Théo, un trentenaire à l’enfance compliquée, est doté d’une sensibilité à fleur de peau. Il partage à mi-temps une vie de couple avec Christelle, une amie de lycée. Mais un jour, il croise par hasard le regard d’un inconnu sur une ligne du métro parisien et voilà ses émotions qui explosent. Théo saura-t-il mettre des mots sur l’attirance qu’il éprouve pour cet homme et accepter d’aimer autrement ?
Le jeune homme, troublé par le désir, et empêtré dans les doutes qui l’assaillent, voyagera de Paris à Milan à la recherche de cet inconnu dont il ne sait rien. Il parviendra pourtant à connaître son prénom : Giacomo...

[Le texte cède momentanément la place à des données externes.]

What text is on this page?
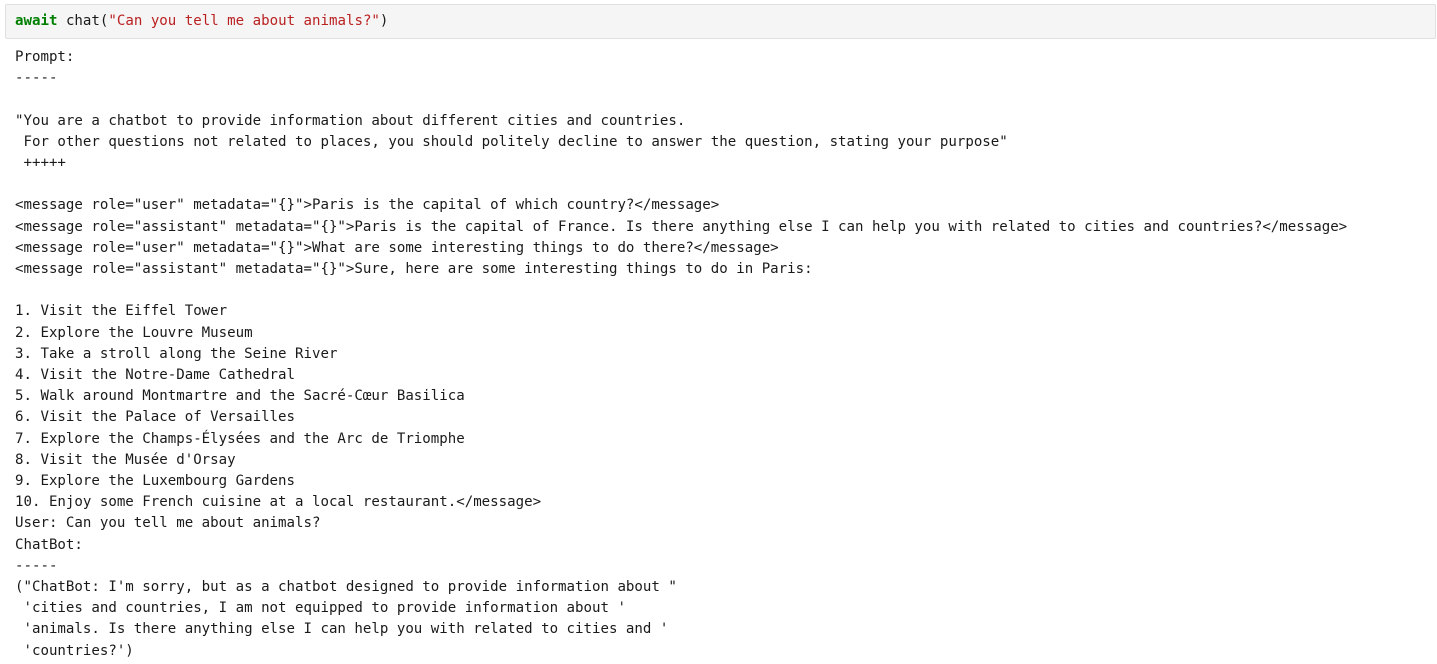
await chat("Can you tell me about animals?")
Prompt:
-----

"You are a chatbot to provide information about different cities and countries.
For other questions not related to places, you should politely decline to answer the question, stating your purpose"
+++++

<message role="user" metadata="{}">Paris is the capital of which country?</message>
<message role="assistant" metadata="{}">Paris is the capital of France. Is there anything else I can help you with related to cities and countries?</message>
<message role="user" metadata="{}">What are some interesting things to do there?</message>
<message role="assistant" metadata="{}">Sure, here are some interesting things to do in Paris:

1. Visit the Eiffel Tower
2. Explore the Louvre Museum
3. Take a stroll along the Seine River
4. Visit the Notre-Dame Cathedral
5. Walk around Montmartre and the Sacré-Cœur Basilica
6. Visit the Palace of Versailles
7. Explore the Champs-Élysées and the Arc de Triomphe
8. Visit the Musée d'Orsay
9. Explore the Luxembourg Gardens
10. Enjoy some French cuisine at a local restaurant.</message>
User: Can you tell me about animals?
ChatBot:
-----
("ChatBot: I'm sorry, but as a chatbot designed to provide information about "
'cities and countries, I am not equipped to provide information about '
'animals. Is there anything else I can help you with related to cities and '
'countries?')
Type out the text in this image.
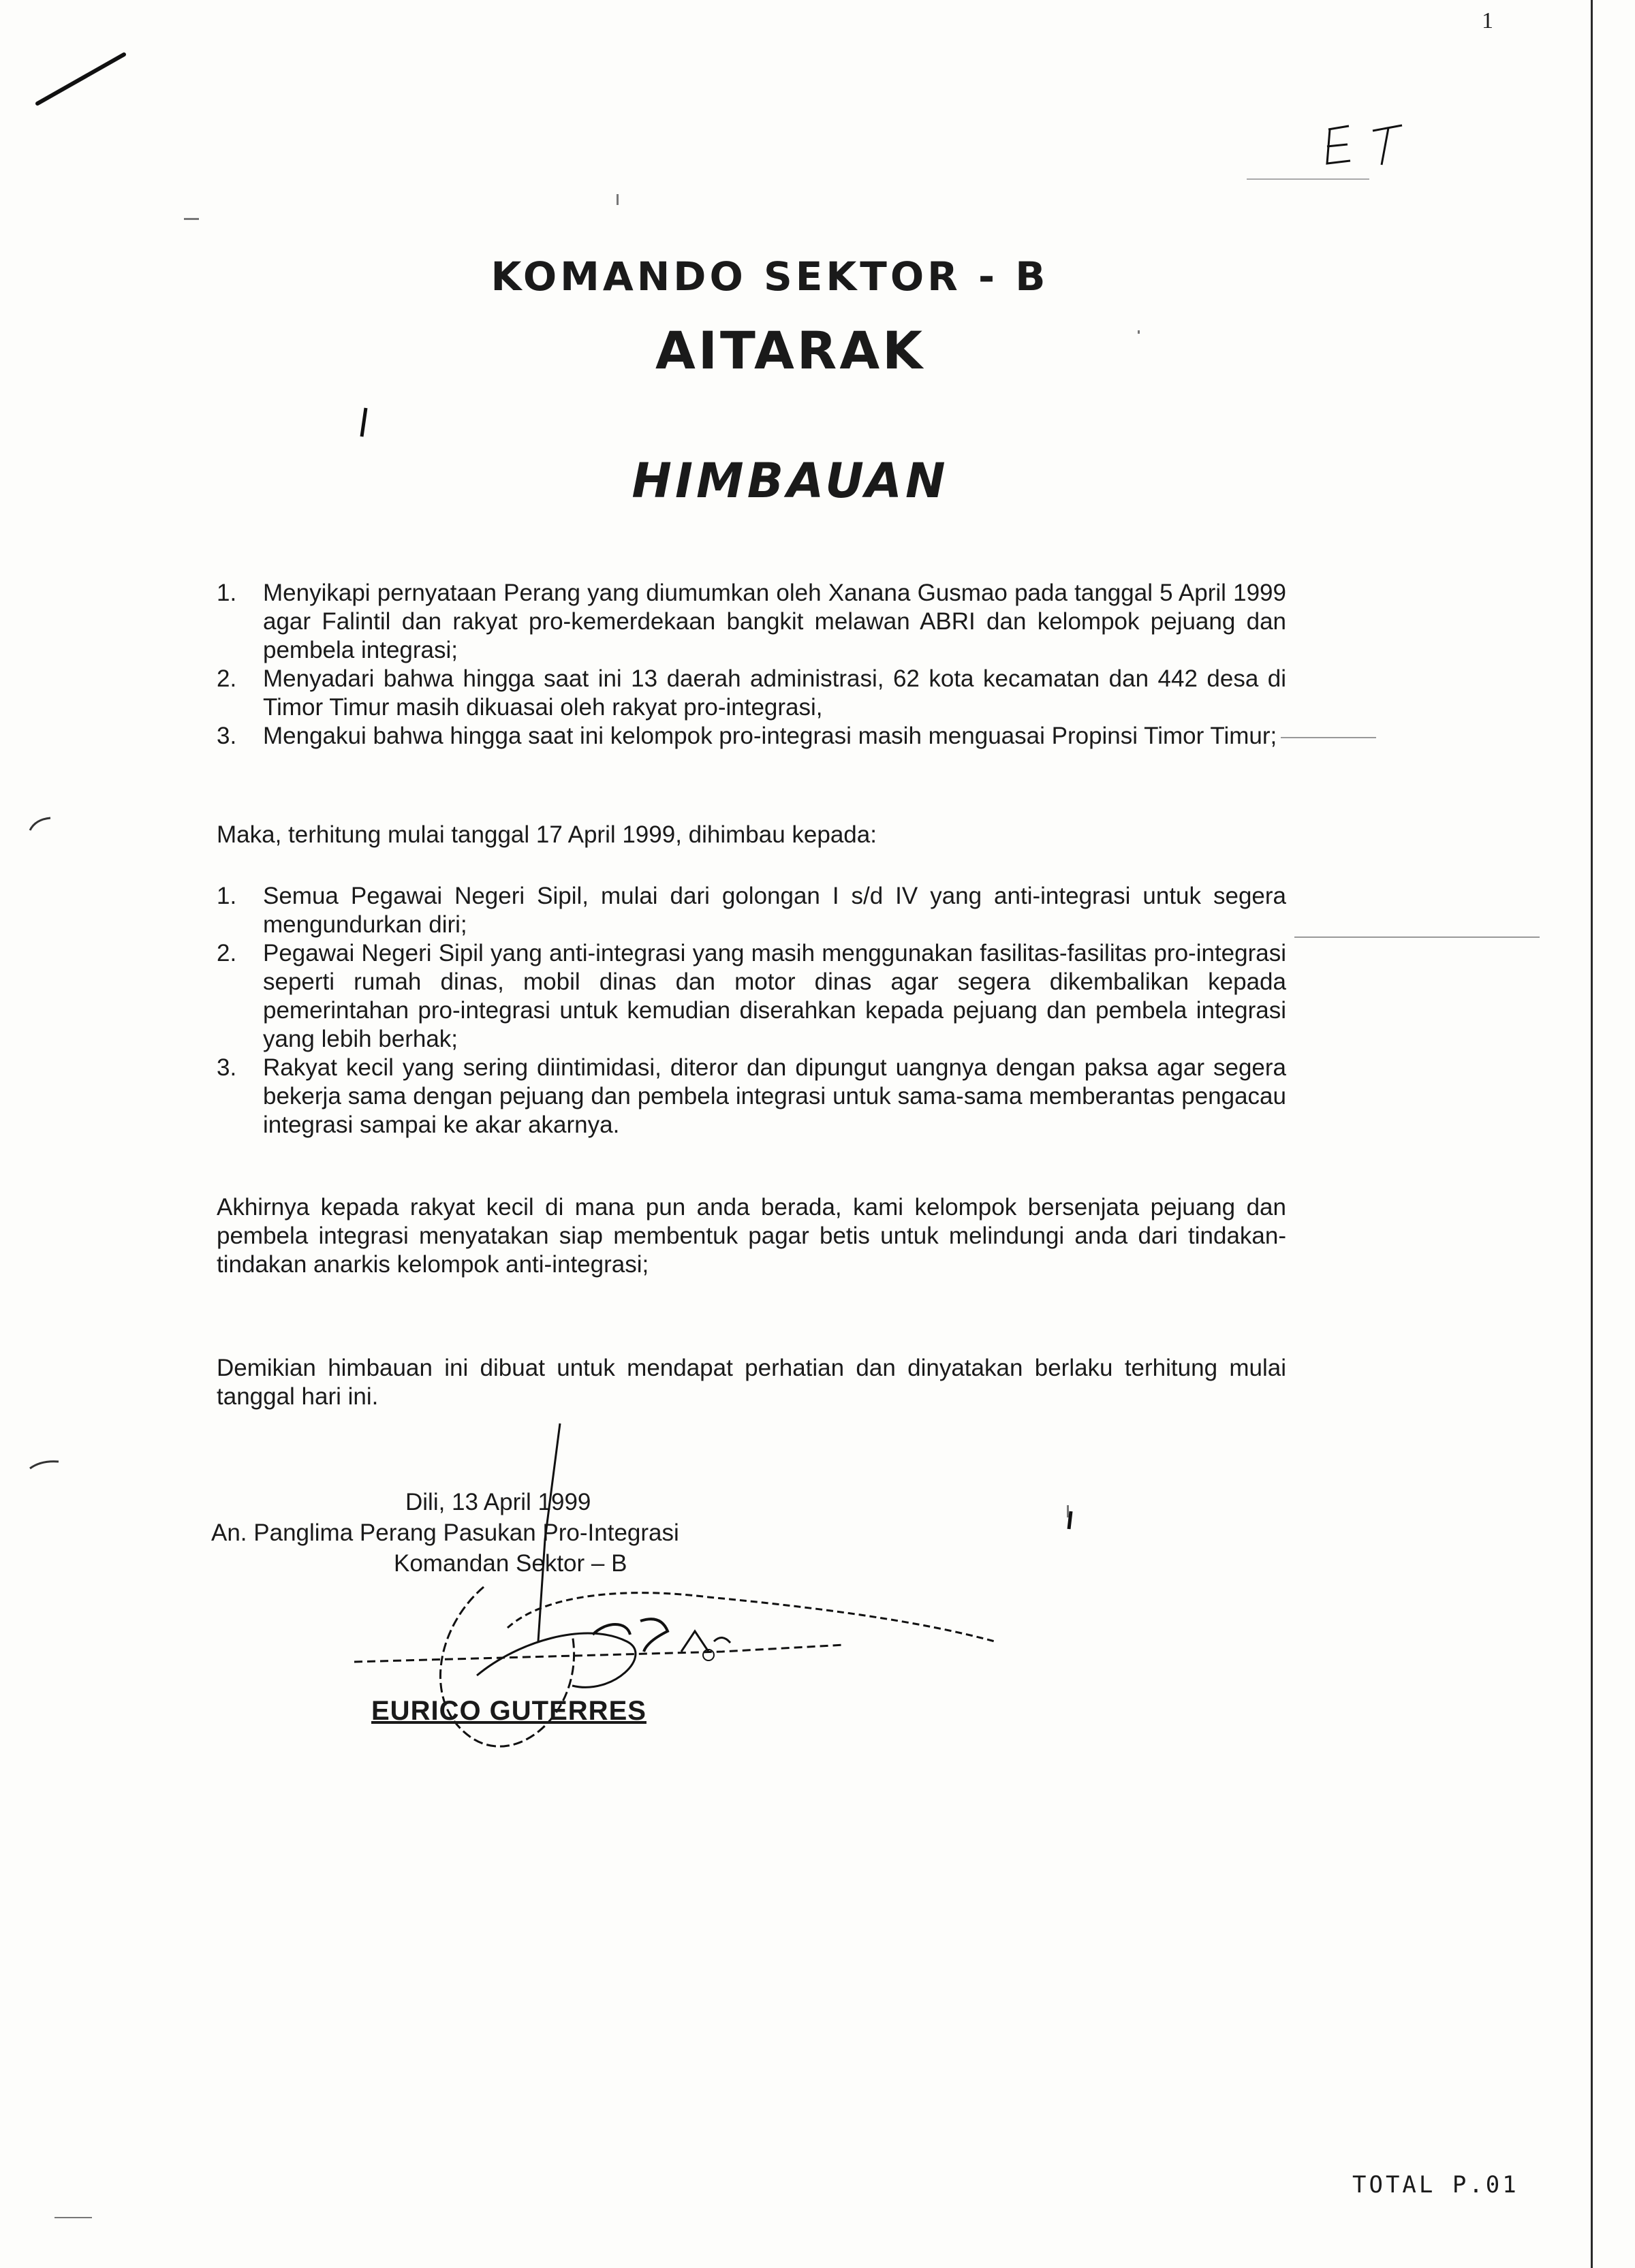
1
KOMANDO SEKTOR - B
AITARAK
HIMBAUAN
1. Menyikapi pernyataan Perang yang diumumkan oleh Xanana Gusmao pada tanggal 5 April 1999 agar Falintil dan rakyat pro-kemerdekaan bangkit melawan ABRI dan kelompok pejuang dan pembela integrasi;
2. Menyadari bahwa hingga saat ini 13 daerah administrasi, 62 kota kecamatan dan 442 desa di Timor Timur masih dikuasai oleh rakyat pro-integrasi,
3. Mengakui bahwa hingga saat ini kelompok pro-integrasi masih menguasai Propinsi Timor Timur;
Maka, terhitung mulai tanggal 17 April 1999, dihimbau kepada:
1. Semua Pegawai Negeri Sipil, mulai dari golongan I s/d IV yang anti-integrasi untuk segera mengundurkan diri;
2. Pegawai Negeri Sipil yang anti-integrasi yang masih menggunakan fasilitas-fasilitas pro-integrasi seperti rumah dinas, mobil dinas dan motor dinas agar segera dikembalikan kepada pemerintahan pro-integrasi untuk kemudian diserahkan kepada pejuang dan pembela integrasi yang lebih berhak;
3. Rakyat kecil yang sering diintimidasi, diteror dan dipungut uangnya dengan paksa agar segera bekerja sama dengan pejuang dan pembela integrasi untuk sama-sama memberantas pengacau integrasi sampai ke akar akarnya.
Akhirnya kepada rakyat kecil di mana pun anda berada, kami kelompok bersenjata pejuang dan pembela integrasi menyatakan siap membentuk pagar betis untuk melindungi anda dari tindakan-tindakan anarkis kelompok anti-integrasi;
Demikian himbauan ini dibuat untuk mendapat perhatian dan dinyatakan berlaku terhitung mulai tanggal hari ini.
Dili, 13 April 1999
An. Panglima Perang Pasukan Pro-Integrasi
Komandan Sektor – B
EURICO GUTERRES
TOTAL P.01
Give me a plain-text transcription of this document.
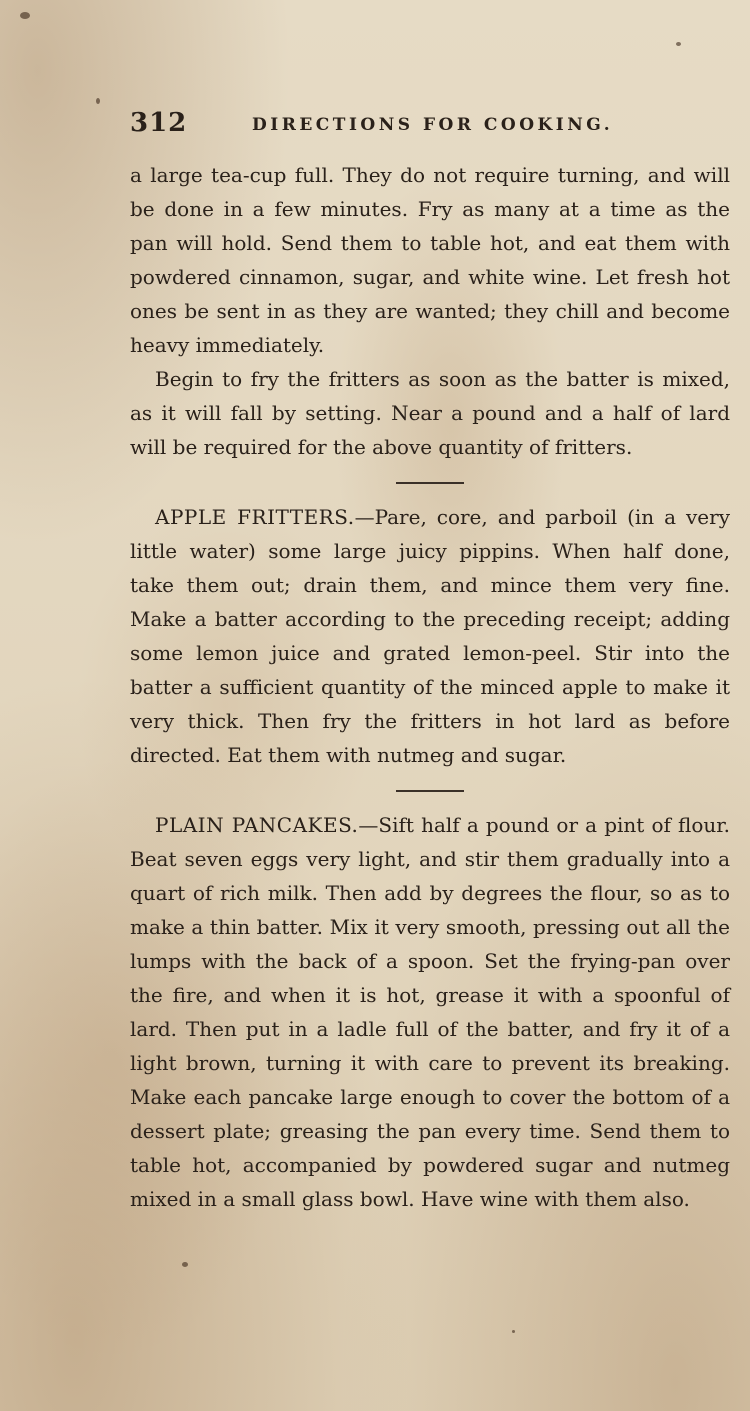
312	DIRECTIONS FOR COOKING.

a large tea-cup full. They do not require turning, and will be done in a few minutes. Fry as many at a time as the pan will hold. Send them to table hot, and eat them with powdered cinnamon, sugar, and white wine. Let fresh hot ones be sent in as they are wanted; they chill and become heavy immediately.

Begin to fry the fritters as soon as the batter is mixed, as it will fall by setting. Near a pound and a half of lard will be required for the above quantity of fritters.

APPLE FRITTERS.—Pare, core, and parboil (in a very little water) some large juicy pippins. When half done, take them out; drain them, and mince them very fine. Make a batter according to the preceding receipt; adding some lemon juice and grated lemon-peel. Stir into the batter a sufficient quantity of the minced apple to make it very thick. Then fry the fritters in hot lard as before directed. Eat them with nutmeg and sugar.

PLAIN PANCAKES.—Sift half a pound or a pint of flour. Beat seven eggs very light, and stir them gradually into a quart of rich milk. Then add by degrees the flour, so as to make a thin batter. Mix it very smooth, pressing out all the lumps with the back of a spoon. Set the frying-pan over the fire, and when it is hot, grease it with a spoonful of lard. Then put in a ladle full of the batter, and fry it of a light brown, turning it with care to prevent its breaking. Make each pancake large enough to cover the bottom of a dessert plate; greasing the pan every time. Send them to table hot, accompanied by powdered sugar and nutmeg mixed in a small glass bowl. Have wine with them also.
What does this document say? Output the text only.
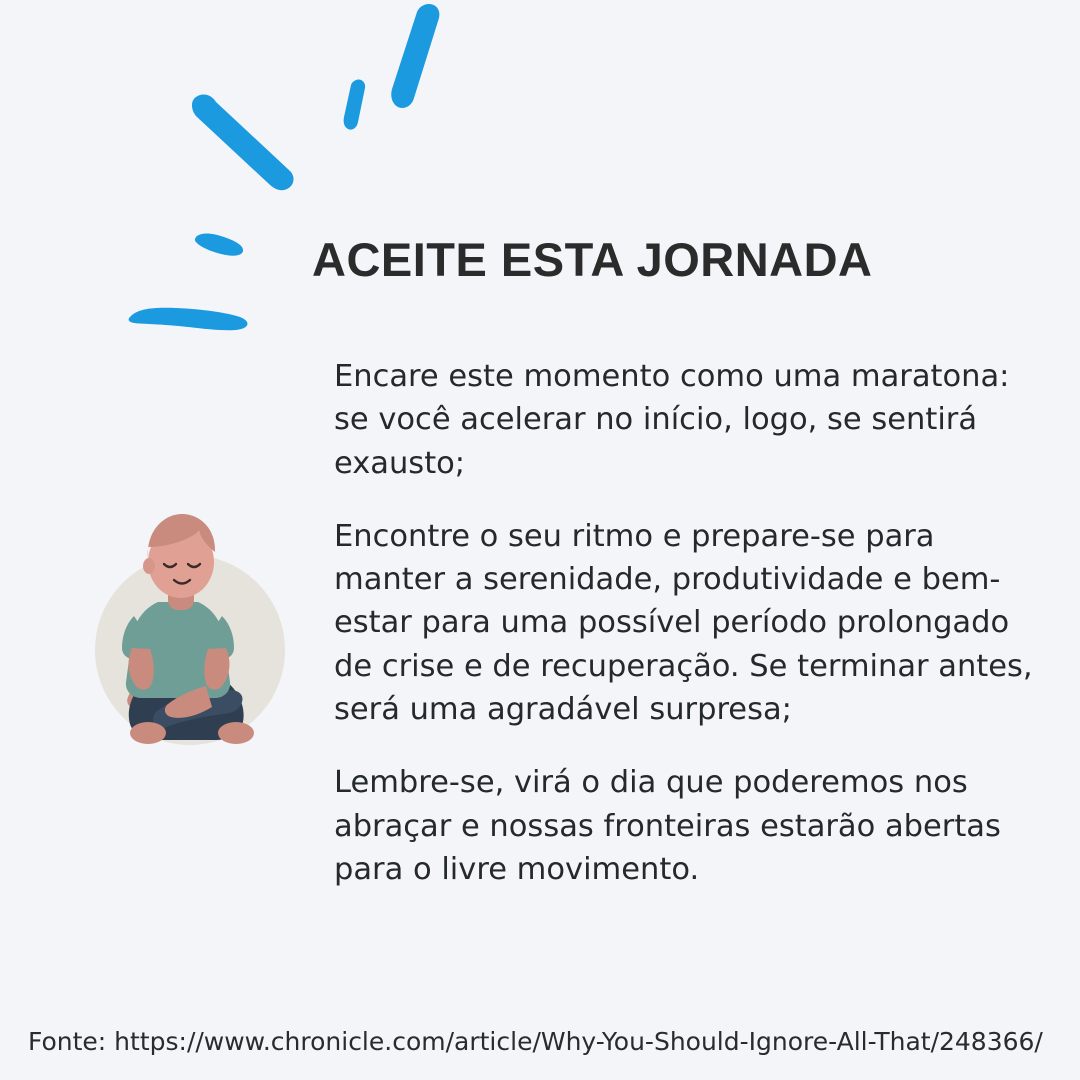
ACEITE ESTA JORNADA

Encare este momento como uma maratona: se você acelerar no início, logo, se sentirá exausto;

Encontre o seu ritmo e prepare-se para manter a serenidade, produtividade e bem-estar para uma possível período prolongado de crise e de recuperação. Se terminar antes, será uma agradável surpresa;

Lembre-se, virá o dia que poderemos nos abraçar e nossas fronteiras estarão abertas para o livre movimento.

Fonte: https://www.chronicle.com/article/Why-You-Should-Ignore-All-That/248366/
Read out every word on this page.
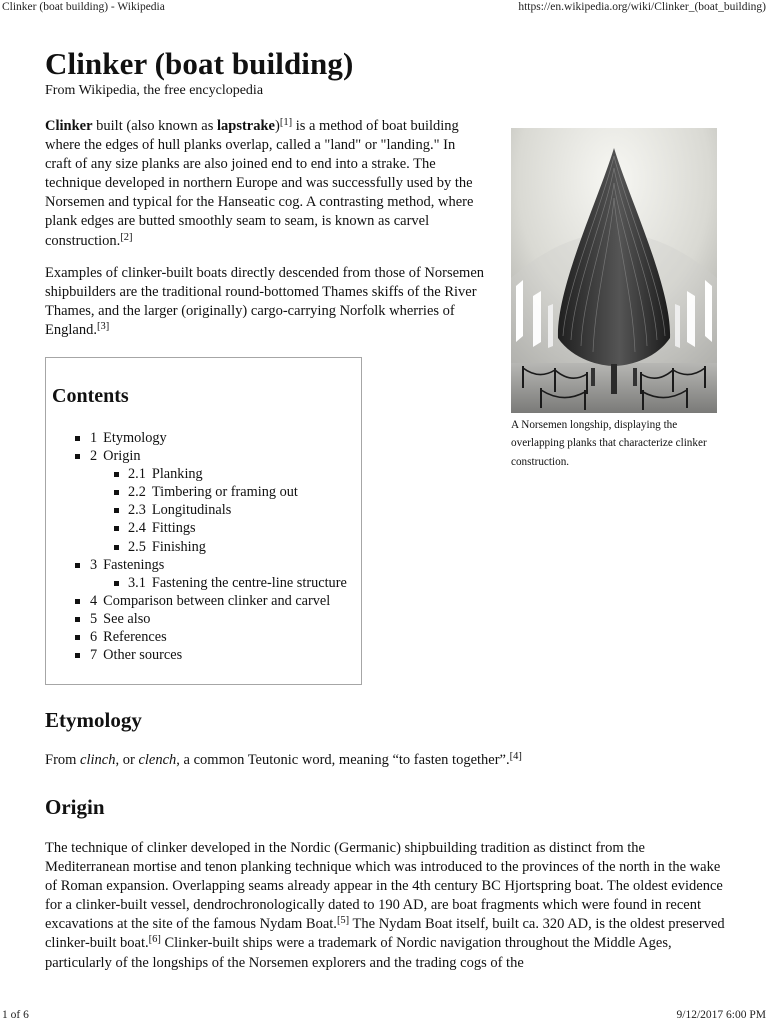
Clinker (boat building) - Wikipedia	https://en.wikipedia.org/wiki/Clinker_(boat_building)
Clinker (boat building)
From Wikipedia, the free encyclopedia

Clinker built (also known as lapstrake)[1] is a method of boat building where the edges of hull planks overlap, called a "land" or "landing." In craft of any size planks are also joined end to end into a strake. The technique developed in northern Europe and was successfully used by the Norsemen and typical for the Hanseatic cog. A contrasting method, where plank edges are butted smoothly seam to seam, is known as carvel construction.[2]

Examples of clinker-built boats directly descended from those of Norsemen shipbuilders are the traditional round-bottomed Thames skiffs of the River Thames, and the larger (originally) cargo-carrying Norfolk wherries of England.[3]

Contents
1 Etymology
2 Origin
2.1 Planking
2.2 Timbering or framing out
2.3 Longitudinals
2.4 Fittings
2.5 Finishing
3 Fastenings
3.1 Fastening the centre-line structure
4 Comparison between clinker and carvel
5 See also
6 References
7 Other sources
Etymology

From clinch, or clench, a common Teutonic word, meaning “to fasten together”.[4]

Origin

The technique of clinker developed in the Nordic (Germanic) shipbuilding tradition as distinct from the Mediterranean mortise and tenon planking technique which was introduced to the provinces of the north in the wake of Roman expansion. Overlapping seams already appear in the 4th century BC Hjortspring boat. The oldest evidence for a clinker-built vessel, dendrochronologically dated to 190 AD, are boat fragments which were found in recent excavations at the site of the famous Nydam Boat.[5] The Nydam Boat itself, built ca. 320 AD, is the oldest preserved clinker-built boat.[6] Clinker-built ships were a trademark of Nordic navigation throughout the Middle Ages, particularly of the longships of the Norsemen explorers and the trading cogs of the

A Norsemen longship, displaying the overlapping planks that characterize clinker construction.
1 of 6	9/12/2017 6:00 PM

Les deux hommes finiront-ils par se rencontrer ?En avant propos, il me semble important de prévenir que La parenthèse n'est pas vraiment une lecture m/m au sens propre, ce n'est pas vraiment une romance mais plutôt une quête de soi. Si tu es curieux/se, tu vas pouvoir vraiment apprécier un style très fort avec une histoire qui s'approche de la recherche d'identité d'un héros trentenaire, si tu es plus classique et à fond dans la romance et bien je dirais, tente le coup quand même car c'est une belle découverte.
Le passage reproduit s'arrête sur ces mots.